Marissa. Qui iniziano le dolenti note e sono praticamente certa di tirarmi addosso una (peraltro consueta) valanga d’insulti. Melissa è un vera lagna. In nessun modo (se non quando spara al fratello del fidanzato per difenderlo) è l’alter ego dell’eroe della serie, ovvero Ryan, suo ragazzo proveniente dalla parte “sbagliata” della città, ma con muscoli e cuore ugualmente tonici. Lei ha tutte le storture di una ragazzina dei quartieri alti viziata (egocentrica, egoista, con una visione limitatissima del mondo, a Milano direbbero “malmostosa”, ovvero stitica di sorrisi e con la gioia di vivere di un lemure anoressico). Viene voglia di scuoterla, cacciarle un giornale in mano, bruciarle la carta di credito e sbatterla a fare volontariato serio, anziché soft-sex con il ragazzo povero. Parla per frasi fatte, non ha mai una sola idea originale (a meno che non si consideri originale quella di assecondare la tempesta ormonale ingeneratale dall’arrivo di Ryan che, oltre ad essere tosto e generoso, assomigli anche ad un Russel Crowe di primo pelo, quindi buttalo via!) e più che vivere la propria adolescenza sembra subirla, senza una vera partecipazione. Probabilmente piacerà a molte. Soprattutto perché e alta, magra, veste divinamente bene, cambia un numero imprecisato di borsette e non da mai l’impressione che la vita possa essere una cosa seria.

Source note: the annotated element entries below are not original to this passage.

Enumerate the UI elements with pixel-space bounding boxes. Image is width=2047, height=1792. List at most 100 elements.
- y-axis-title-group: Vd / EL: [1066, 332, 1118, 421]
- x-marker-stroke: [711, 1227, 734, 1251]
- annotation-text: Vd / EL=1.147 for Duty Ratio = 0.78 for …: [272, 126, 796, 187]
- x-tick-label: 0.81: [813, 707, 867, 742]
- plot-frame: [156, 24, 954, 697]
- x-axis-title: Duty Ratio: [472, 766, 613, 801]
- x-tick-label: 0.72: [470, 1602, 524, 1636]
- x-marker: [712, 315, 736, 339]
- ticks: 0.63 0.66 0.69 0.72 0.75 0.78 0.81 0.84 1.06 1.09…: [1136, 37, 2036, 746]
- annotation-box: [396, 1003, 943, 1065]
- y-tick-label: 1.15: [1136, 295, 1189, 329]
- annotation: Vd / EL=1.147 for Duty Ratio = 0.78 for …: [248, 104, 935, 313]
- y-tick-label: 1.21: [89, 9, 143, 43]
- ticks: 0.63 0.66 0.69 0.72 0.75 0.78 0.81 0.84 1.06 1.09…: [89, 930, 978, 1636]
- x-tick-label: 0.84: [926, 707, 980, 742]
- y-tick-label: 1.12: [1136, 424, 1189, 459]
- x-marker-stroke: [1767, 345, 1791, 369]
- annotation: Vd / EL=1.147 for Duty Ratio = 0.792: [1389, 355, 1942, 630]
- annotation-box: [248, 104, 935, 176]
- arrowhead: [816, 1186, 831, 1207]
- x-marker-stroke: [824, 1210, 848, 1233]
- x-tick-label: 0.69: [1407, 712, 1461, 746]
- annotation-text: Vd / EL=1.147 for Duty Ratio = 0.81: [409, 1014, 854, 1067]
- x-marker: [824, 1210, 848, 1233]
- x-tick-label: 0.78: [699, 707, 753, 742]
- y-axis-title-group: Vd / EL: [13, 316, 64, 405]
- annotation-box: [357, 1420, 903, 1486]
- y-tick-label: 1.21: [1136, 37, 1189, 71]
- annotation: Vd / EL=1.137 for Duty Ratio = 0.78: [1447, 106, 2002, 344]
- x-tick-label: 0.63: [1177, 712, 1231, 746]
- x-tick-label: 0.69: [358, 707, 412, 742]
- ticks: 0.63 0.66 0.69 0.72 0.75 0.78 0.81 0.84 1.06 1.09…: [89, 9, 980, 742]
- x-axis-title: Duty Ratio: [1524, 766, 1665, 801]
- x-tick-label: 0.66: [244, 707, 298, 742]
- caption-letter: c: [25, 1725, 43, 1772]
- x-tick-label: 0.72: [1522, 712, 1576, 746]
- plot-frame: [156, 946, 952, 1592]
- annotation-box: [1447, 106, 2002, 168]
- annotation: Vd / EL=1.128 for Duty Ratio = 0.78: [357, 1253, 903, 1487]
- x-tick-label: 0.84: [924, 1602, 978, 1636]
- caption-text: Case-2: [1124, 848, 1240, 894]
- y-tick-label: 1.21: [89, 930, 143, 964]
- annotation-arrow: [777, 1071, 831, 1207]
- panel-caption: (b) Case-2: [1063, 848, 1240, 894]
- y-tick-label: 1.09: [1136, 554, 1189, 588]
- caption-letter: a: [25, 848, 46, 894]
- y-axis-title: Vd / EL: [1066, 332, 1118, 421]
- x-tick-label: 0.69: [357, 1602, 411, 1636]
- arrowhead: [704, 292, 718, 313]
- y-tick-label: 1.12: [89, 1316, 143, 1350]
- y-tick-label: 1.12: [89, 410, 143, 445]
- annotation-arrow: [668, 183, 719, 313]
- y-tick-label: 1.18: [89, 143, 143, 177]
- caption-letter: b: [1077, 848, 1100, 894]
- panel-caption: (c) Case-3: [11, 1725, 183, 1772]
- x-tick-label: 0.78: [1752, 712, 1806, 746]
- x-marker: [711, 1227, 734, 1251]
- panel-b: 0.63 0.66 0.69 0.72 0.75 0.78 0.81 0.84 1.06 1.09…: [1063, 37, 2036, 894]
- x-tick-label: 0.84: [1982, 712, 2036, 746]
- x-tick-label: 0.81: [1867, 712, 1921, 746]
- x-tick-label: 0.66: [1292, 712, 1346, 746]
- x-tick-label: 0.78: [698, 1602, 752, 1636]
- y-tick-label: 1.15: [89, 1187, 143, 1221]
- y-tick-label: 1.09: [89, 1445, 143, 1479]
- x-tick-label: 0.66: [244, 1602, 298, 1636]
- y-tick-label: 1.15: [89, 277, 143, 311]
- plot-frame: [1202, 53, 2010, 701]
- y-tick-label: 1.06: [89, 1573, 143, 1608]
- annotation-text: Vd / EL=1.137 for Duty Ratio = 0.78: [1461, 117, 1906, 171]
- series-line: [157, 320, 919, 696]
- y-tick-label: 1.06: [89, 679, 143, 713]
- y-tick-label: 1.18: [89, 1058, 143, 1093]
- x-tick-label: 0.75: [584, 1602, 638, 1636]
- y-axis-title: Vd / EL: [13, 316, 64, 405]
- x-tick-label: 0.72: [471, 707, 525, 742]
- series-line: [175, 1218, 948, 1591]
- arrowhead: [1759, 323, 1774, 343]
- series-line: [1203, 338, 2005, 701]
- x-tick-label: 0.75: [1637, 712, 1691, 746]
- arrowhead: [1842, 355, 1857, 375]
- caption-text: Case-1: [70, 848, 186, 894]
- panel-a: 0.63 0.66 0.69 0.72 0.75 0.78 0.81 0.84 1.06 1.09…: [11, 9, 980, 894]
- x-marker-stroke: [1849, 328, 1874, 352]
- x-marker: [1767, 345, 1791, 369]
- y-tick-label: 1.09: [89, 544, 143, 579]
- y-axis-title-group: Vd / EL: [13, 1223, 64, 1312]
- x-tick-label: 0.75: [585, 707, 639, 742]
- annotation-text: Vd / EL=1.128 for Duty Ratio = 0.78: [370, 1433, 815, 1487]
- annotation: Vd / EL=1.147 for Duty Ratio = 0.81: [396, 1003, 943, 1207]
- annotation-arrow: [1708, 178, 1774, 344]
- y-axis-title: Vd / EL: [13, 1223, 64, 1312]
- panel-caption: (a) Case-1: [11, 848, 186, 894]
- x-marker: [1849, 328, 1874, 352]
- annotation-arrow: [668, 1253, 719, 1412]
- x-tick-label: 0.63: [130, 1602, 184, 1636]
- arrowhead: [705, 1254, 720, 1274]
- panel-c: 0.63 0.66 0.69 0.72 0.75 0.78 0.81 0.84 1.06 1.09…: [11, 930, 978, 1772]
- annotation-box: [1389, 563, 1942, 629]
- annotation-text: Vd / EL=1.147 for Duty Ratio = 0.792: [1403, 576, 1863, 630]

Neanche quando la travolgono autentici tsunami emotivi. Un po’ poco, davvero, per eleggerla ad icona.
Molto meglio, allora, a mio sommesso ma radicato avviso, l’amica del cuore Summer, che dichiara senza perifrasi di sapere far bene solo due cose: lo shopping e abbronzarsi. In compenso, però, ha slanci di generosità, attenzioni del cuore e iniziative che ne fanno, molto più di Marissa, un personaggio positivo. Certo non ha la più pallida idea di chi sia Proust, e forse nemmeno Condoleeza Rice, vive in un mondo plastificato, ovattato e dipinto a vinile con i colori dell’arcobaleno, ma, ciononostante è una persona. Lei e Ryan in qualche modo si assomigliano. Hanno l’istinto dei gatti di strada e non sono omologati. Ma, purtroppo, nelle fictions come nella vita, capita molto, molto spesso che gli opposti si attraggano e s’incastrino in rapporti nevrotici devastanti.
Io tifo perché Marissa vada in africa con Medici Senza Frontiere e Summer e Ryan partano su di una Harley verso un radioso futuro lontanissimi da O.C. Ma temo che il mio resterà solo un sogno.